An engaged couple who met as strangers on a plane and started a long-distance relationship said they created rules to help make their bond last.
Krystina Burton, 33, and Gabriel Solberg, 38, said they fell in love on a flight from New York to Los Angeles in 2018 and officially became a couple shortly after. They told Insider they came up with long-distance rules when they would fly back and forth to visit each other.
While Burton lived in Los Angeles, Solberg was a digital nomad most frequently based in New York City. The couple moved in together in New York a few months after meeting and became engaged on a trip to Italy in October 2019.
They now document their travels on Instagram for their surplus of 16,000 followers on their @swirlthroughtheworld account, but still resort to a long-distance dynamic when Burton, a dancer, goes on tour for work. Here are their tried and tested tips for making it work across different time zones.
While you're together, pick the date of your next visit and book travel tickets
Speaking about their early relationship dynamic, Solberg said that when he and Burton met up they would plan their next visit and book tickets. "When we were meeting, we decided on the next time that we're going to see each other so then we can have a countdown going before we leave each other," said Solberg. The couple met up in Malibu and Las Vegas, as well as visiting more distant locations such as Mexico, Saint Thomas, and Greece.

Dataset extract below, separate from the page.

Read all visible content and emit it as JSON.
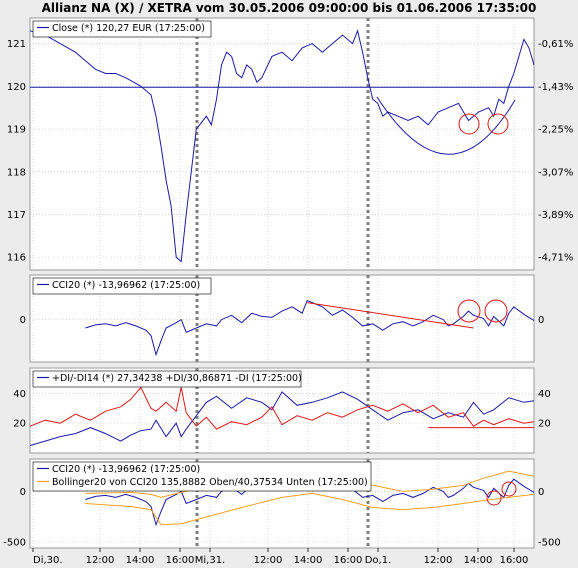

The pair said they would decide on a set amount of time they were willing to be apart for, and book travel tickets or make arrangements so there was an element of accountability. Solberg added: "It has to be more than a verbal agreement because that just becomes flaky."
Burton said nailing down dates was helpful because it gave her something to work towards.
Communicate openly, even if it means feeling insecure in the moment
The couple agreed to communicate about anything and everything while they were apart, emphasizing that "there was no stigma around any kind of conversation."
Solberg told Insider: "What we did early on was say, if you feel some way, or like I'm doing something shady, just talk about it rather than spin the narrative in your head."
He said they consciously decided to break down the stigma around what you can say to a partner, noting that it doesn't matter if you feel "annoying" or "clingy," honest communication comes first. Solberg added that "it allows people to grow through the insecurities they might have" and build trust.
"It's about not sugarcoating things," Burton said. "There's no reason for me to be like, 'I'm sitting in this feeling, what am I going to do with it?'" she added, advising other couples to address their concerns with transparency, so they can solve them.
Check in with each other every night, even if it's brief
While honoring a partner's space is important, Burton said couples should try to check in each night before bedtime, even if the encounter is brief. "Checking in every night is good but it should also be okay to say, 'I don't want to be on the phone right now. I love you. Bye,'" she said, laughing.
Solberg added that they didn't have to spend hours on the phone each time and that Burton was especially good at reassuring him when it was okay to go and watch his favorite TV show instead of speaking. "It doesn't have to feel like a burden," he said.
Work on your self-confidence while you're apart
It can feel difficult to have extended periods away from your partner, but Solberg and Burton used the space to keep working on themselves. According to the couple, being secure in yourself is what leads to good communication.
Burton said this self-confidence allowed her and Solberg to not worry about what the other person was doing or who they were spending time with.
Burton said: "I think it has to start with you being fundamentally OK with who you are and not worrying about everybody else, which obviously is easier said than done."